When you live overseas there is always this abyss you fall into every now and then. You find yourself being pulled into the past – the good past – where life, you felt in your bones, was copacetic and you weren’t induratized to Cupid. Nostalgia comes in myriad forms. For some, it is the trips out of town with the entire family – grandparents, cousins, the whole caboodle – that’s peppered with mishaps, quibbles, and, naturally, laughter and fun. For others, it’s the food or, in Filipino context, merienda (roughly translated as snack) which filled their youthful summer days.

In my case, it is food. My childhood days were filled with this sweet merienda that I bought either from the school canteen or the lady-vendor who, in the afternoons, sat near the entrance of my department in university. Bananacue was and is still is an all-time favourite. I don’t see the lady-vendor anymore, so I get it from Hi-Top, a supermarket along Quezon Avenue, from a kiosk selling Filipino delicacies, mostly kakanin, or rice cakes, and bananacue. The name is a rewriting of barbecue – the banana is skewered hence bananacue. The banana isn’t just the ordinary banana; it must be saba or sweet plantain that is fried in a wok of oil and caramelized red sugar until all the pieces are reddish gold. Some like the bananas slightly hard while others want it somewhere between soft and soggy. Either way – the taste is just as sweet.

I have yet to find bananacue in Indonesia although I have found the Indonesian version of the Filipino turon. Turon is saba wrapped in spring roll wrapper and fried just like the bananacue. The Philippine version would have strips of jackfruit in it which I am not fond of. Meanwhile, Indonesia’s turon is called piscok, short for pisang coklat, which translates to chocolate banana. The banana in spring roll wrap is injected with chocolate syrup. The decadent version, I was enlightened by a friend, is from Banana Melts, where each of its piscok is drowning in chocolate. As he said, “it is chocolate overload.”

Here's how you make bananacue

Here’s how you make bananacue

However, I have found bananacue in a way thanks to a flatmate who shares my nostalgic inclination for it. Khaven cooks it whenever the mood strikes and when there is good saba to be found.

“I used to sell it for PhilP1 a stick when I was in elementary,” he shared. “It was part of my chores and if I didn’t do it, I’d get a spanking.”

“So, you would wait for your mother or grandmother to finish cooking?” I asked.

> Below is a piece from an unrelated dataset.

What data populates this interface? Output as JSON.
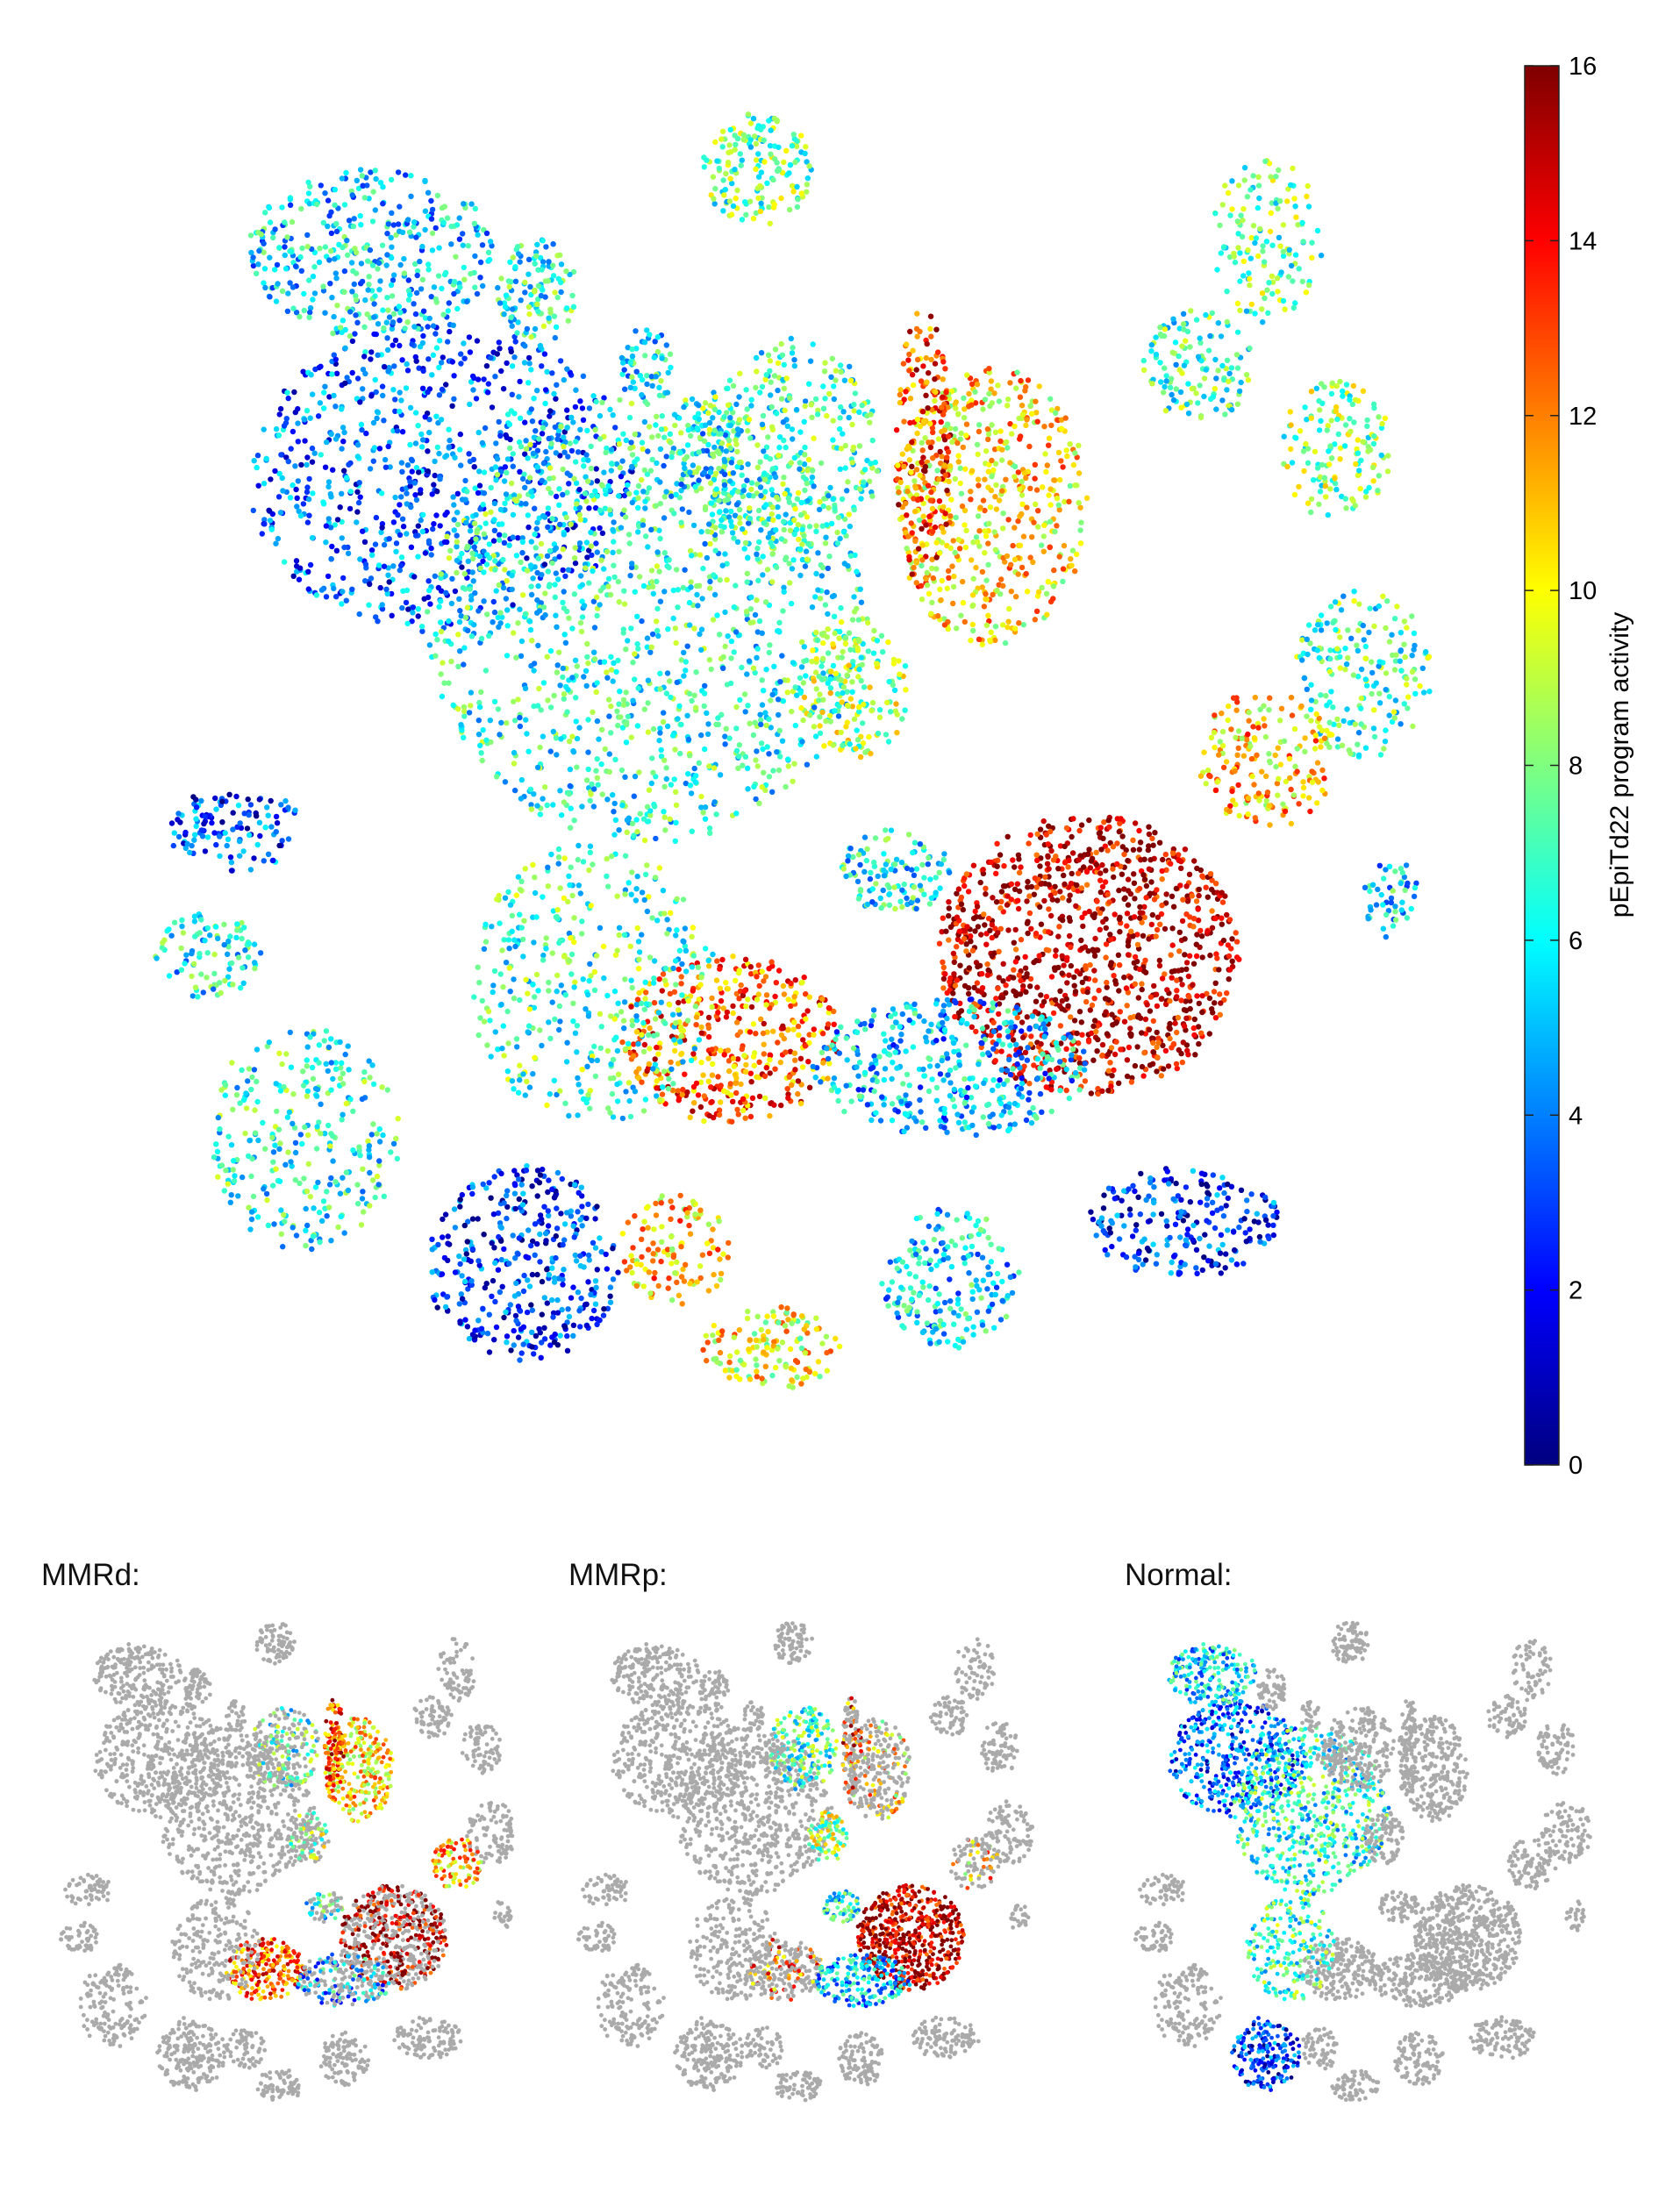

“No, I cooked it,” K replied.

Bananacue is best eaten after it’s cooled down a bit so it won’t scald your tongue. Any drink would go with it, but preferably something not sweet. An offshoot of bananacue, which is a tad heavier snack but made the same way, is camotecue, or sweet potatocue. It is another favourite that is, like the bananacue, only available in our bungalow in Indonesia.